Sono andata spesso oltre il quinto piano salendo a manovella, ma solo una volta andai fino in cima. Sessantesimo piano: cigni e pianticelle piegàti verso la propria tomba. Duecentesimo piano: montagne con la pazienza di un gatto, il silenzio in scarpe da tennis. Cinquecentesimo piano: messaggi e lettere millenari, uccelli da bere, una cucina di nuvole. Seicentesimo piano: le stelle, scheletri in fiamme con le braccia che cantano. E una chiave, una chiave enorme, che apre qualcosa (qualche utile uscio) da qualche parte, lassú.
Una donna che scrive è troppo sensibile e sensuale, quali estasi e portenti! Come se mestrui bimbi ed isole non fossero abbastanza, come se iettatori e pettegoli e ortaggi non fossero abbastanza. Crede di poter prevedere gli astri. Nell'essenza una scrittrice è una spia. Amore mio, così io son ragazza. Un uomo che scrive è troppo colto e cerebrale, quali fatture e feticci! Come se erezioni congressi e merci non fossero abbastanza; come se macchine galeoni e guerre non fossero già abbastanza. Come un mobile usato costruisce un albero. Nell'essenza uno scrittore è un ladro. Amore mio, tu maschio sei così. Mai amando noi stessi, odiando anche le nostre scarpe, i nostri cappelli, ci amiamo preziosa, prezioso. Le nostre mani sono azzurre e gentili, gli occhi pieni di tremende confessioni. Ma quando ci sposiamo ci abbandoniamo ai figli, disgustati. Il cibo è troppo e nessuno è restato a mangiare l'estrosa abbondanza. "

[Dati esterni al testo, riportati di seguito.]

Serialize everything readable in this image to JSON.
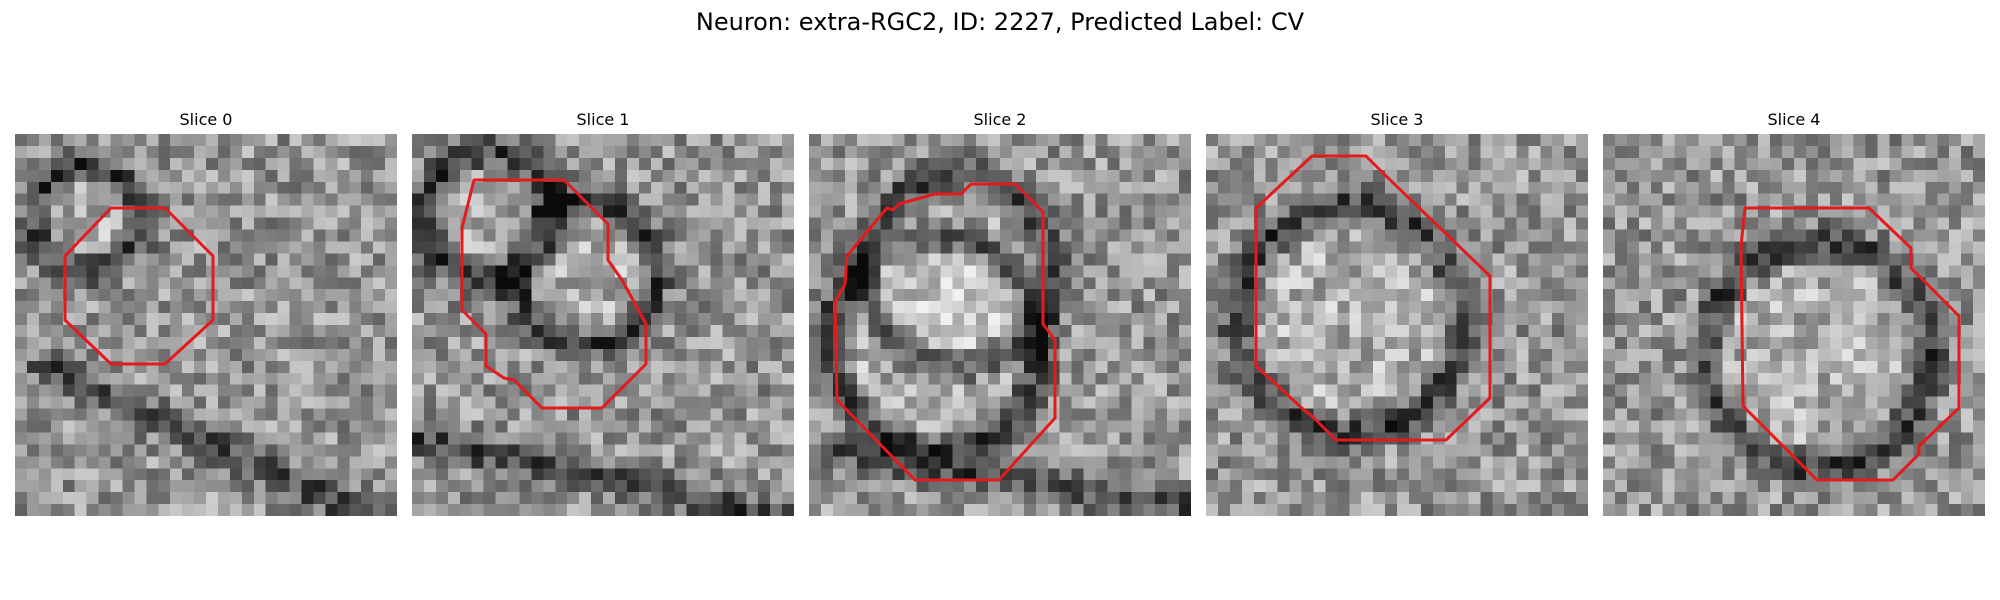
{
  "figure": {
    "title": "Neuron: extra-RGC2, ID: 2227, Predicted Label: CV",
    "contour_color": "#e41a1c",
    "colormap": "grayscale"
  },
  "panels": [
    {
      "title": "Slice 0"
    },
    {
      "title": "Slice 1"
    },
    {
      "title": "Slice 2"
    },
    {
      "title": "Slice 3"
    },
    {
      "title": "Slice 4"
    }
  ]
}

Certe donne sposano una casa. Altre pelle, altro cuore altra bocca, altro fegato altra peristalsi. Altre pareti: incarnato stabilmente roseo. Guarda come sta carponi tutto il giorno a strofinar per fedeltà a se stessa. Gli uomini c'entrano per forza, risucchiati come Giona in questa madre ben in carne. Una donna È sua madre. Questo conta.